Cumhurbaşkanı Recep Tayyip Erdoğan'ın çalışma ofisine dinleme cihazı konulmasına ilişkin davada, sanıklardan Sedat Zavar ve İlker Usta'ya "devletin güvenliğine ilişkin bilgileri temin etmek" ve "haberleşmenin gizliliğini ihlal"den 7 yıl altışar ay hapis cezası verildi.

Ankara 7. Ağır Ceza Mahkemesindeki duruşmaya tutuklu sanıklar Usta ve Zavar, başka suçtan tutuklu sanık eski TÜBİTAK BİLGEM Başkanı Hasan Palaz, bazı tutuksuz sanıklar ve avukatları, "müşteki" Cumhurbaşkanı Recep Tayyip Erdoğan'ın avukatları Muammer Cemaloğlu ve Burhanettin Sevencan ile "müşteki" Başbakanlık avukatı Sami Arslan Aşkın katıldı.

Mahkeme heyeti, sanıklardan Usta ve Zavar'ı "devletin güvenliğine ilişkin bilgileri temin etmek"ten altışar yıl, "haberleşmenin gizliliğini ihlal"den de 1 yıl altışar ay olmak üzere 7 yıl altışar ay hapis cezasına çarptırdı.

Ayrıca, sanıklardan eski Başbakanlık Koruma Dairesi Başkanı Mehmet Yüksel ile suç tarihinde Erdoğan'ın yakın koruma müdürlüğünü yapan Zeki Bulut ve eski TÜBİTAK BİLGEM Başkanı Palaz, Hurşit Gölbaşı, Ahmet Türer, Harun Yavuz, Seyit Saydam ve İbrahim Sarı'nın beraatine, Ali Özdoğan ve Enes Çiğci ile hakkında yakalama kararı bulunan Serhat Demir'in dosyasının ayrılmasına karar verildi.

Zavar: "Hiçbir örgütle ilgim, bağlantım yoktur"

Son sözleri sorulan sanıklardan Zavar, soruşturmayla aile birliğinin zarar gördüğünü ve işinden ihraç edildiğini söyledi.

Söz konusu ekibin içinde yer aldığını ama arama sırasında kimsenin yalnız kalamayacağını savunan Zavar, en az 3-4 kişinin bulunması gerektiğini söyledi.

Zavar, diğer sanıkların kendisi hakkında hiçbir suçlamada bulunmadığını ifade ederek, şunları dile getirdi:

"Bir hesap hareketinde adım geçti ama 3 yıl aradan sonra bu hesabın benimle alakası olmadığı ortaya çıktı. Ali Özdağ ile telefon trafiğimiz doğrudur, şube müdürü, şube müdürünü arar. Bu, gayet doğaldır.

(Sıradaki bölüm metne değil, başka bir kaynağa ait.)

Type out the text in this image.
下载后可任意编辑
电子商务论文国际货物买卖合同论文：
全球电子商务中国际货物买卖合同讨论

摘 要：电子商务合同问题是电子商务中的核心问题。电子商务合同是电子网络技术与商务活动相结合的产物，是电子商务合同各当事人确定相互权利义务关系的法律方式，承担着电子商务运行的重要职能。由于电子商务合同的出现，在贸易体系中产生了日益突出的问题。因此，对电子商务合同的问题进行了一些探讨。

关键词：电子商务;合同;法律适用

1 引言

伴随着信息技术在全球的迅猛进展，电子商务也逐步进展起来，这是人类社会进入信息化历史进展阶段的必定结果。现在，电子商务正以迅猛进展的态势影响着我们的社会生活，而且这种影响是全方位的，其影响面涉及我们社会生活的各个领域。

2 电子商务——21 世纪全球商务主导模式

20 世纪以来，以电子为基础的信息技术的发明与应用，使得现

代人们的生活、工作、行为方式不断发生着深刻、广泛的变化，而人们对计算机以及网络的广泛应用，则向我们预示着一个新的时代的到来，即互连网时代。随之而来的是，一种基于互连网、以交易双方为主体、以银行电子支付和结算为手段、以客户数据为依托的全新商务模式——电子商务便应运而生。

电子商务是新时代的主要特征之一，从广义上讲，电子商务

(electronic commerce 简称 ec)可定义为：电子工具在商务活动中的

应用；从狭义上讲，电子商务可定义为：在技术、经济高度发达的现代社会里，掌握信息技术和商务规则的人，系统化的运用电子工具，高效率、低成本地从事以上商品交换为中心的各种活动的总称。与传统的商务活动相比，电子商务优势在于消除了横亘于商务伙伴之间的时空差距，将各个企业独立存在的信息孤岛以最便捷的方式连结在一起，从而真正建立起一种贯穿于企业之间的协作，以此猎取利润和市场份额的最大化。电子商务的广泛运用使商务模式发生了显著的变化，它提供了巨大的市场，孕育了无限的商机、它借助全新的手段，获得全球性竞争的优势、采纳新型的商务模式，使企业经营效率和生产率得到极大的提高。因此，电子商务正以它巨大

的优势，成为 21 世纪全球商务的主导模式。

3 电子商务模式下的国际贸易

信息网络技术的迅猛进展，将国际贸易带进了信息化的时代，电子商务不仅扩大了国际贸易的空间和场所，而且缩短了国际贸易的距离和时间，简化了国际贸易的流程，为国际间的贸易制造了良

Emniyet istihbarat görevlisi olduğumuz için dosyaya eklendik ve suçlu ilan edildik. Hiçbir örgütle ilgim, bağlantım yoktur. Vatanıma bağlı biriyim ve vatan sevgimi kaybetmedim. Üzerimizde bir senaryo oynanıyor ve bu durumda en çok mağdur olan biziz."

Sanıklardan Mehmet Yüksel de görevini yaptığını, haksız zarar gördüğünü savunarak, "Eşimin işine son veridi. Teşkilatın bir yıl önce en yıldızı parlak ismiydim. 100'ün üzerinde takdir ve belgem var. Şu anda emekliyim. Uzun süre Ankara'da yaşadım. Şimdi kaldırımda selam veren yok, veren meslektaşlarım uzaktan selam veriyor. Zaten zararı göndüm" ifadesini kullandı.

'Mahkumiyet çıkan ilk dava olması açısından önemli'

Öte yandan AK Parti Afyonkarahisar Milletvekili Ali Özkaya, "böcek" davasında verilen kararın "paralel yapıyla ilgili mahkumiyet çıkan ilk dava" olması açısından önemli olduğunu, ancak "siyasi casusluk" suçundan daha ağır ceza verilmesi gerektiğini bildirdi.     

Cumhurbaşkanı Recep Tayyip Erdoğan'ın, Başbakanlığı dönemindeki çalışma ofisi ve konutuna dinleme cihazı konulmasına ilişkin davada verilen kararı değerlendiren Özkaya, milletvekili olmadan önce avukat olarak konuyu takip ettiğini belirterek, davayı, "Cumhuriyet tarihinin, belki Osmanlı ve Selçuklu'da bile en önemli casusluk olaylarından biri" olarak tanımladı.